Voorbeeld bestemmingsplan
Een gemeente wil (samen met een projectontwikkelaar) een groot woningbouwplan realiseren. Uit milieuonderzoek blijkt dat de realisatie slechts mogelijk is als een scherm wordt geplaatst langs de rijksweg. Deze loopt langs het project. De maatregel is nodig om zowel aan de geluideisen als de luchtkwaliteit te voldoen.
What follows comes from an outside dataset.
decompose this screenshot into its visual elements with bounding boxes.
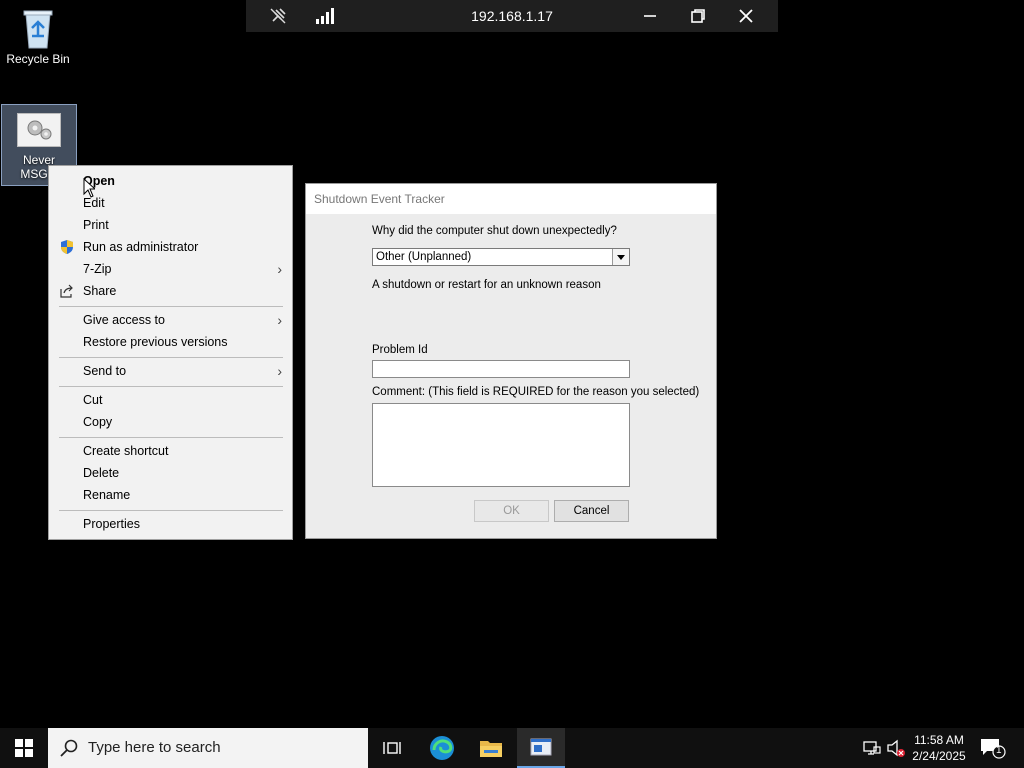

Rijkswaterstaat wil in het kader van wegverbreding op die plaats een geluidsscherm aanleggen. In het bestemmingsplan is vastgelegd, dat het woningbouwplan pas gerealiseerd kan worden nadat Rijkswaterstaat het scherm heeft gebouwd. Het scherm is onlosmakelijk samenhangend en wordt meegewogen in de NIBM-toets. Als het project mèt scherm NIBM bijdraagt aan een grenswaardeoverschrijding kan het project doorgang vinden. Dit geldt dan vanuit het oogpunt van de luchtkwaliteitstoets.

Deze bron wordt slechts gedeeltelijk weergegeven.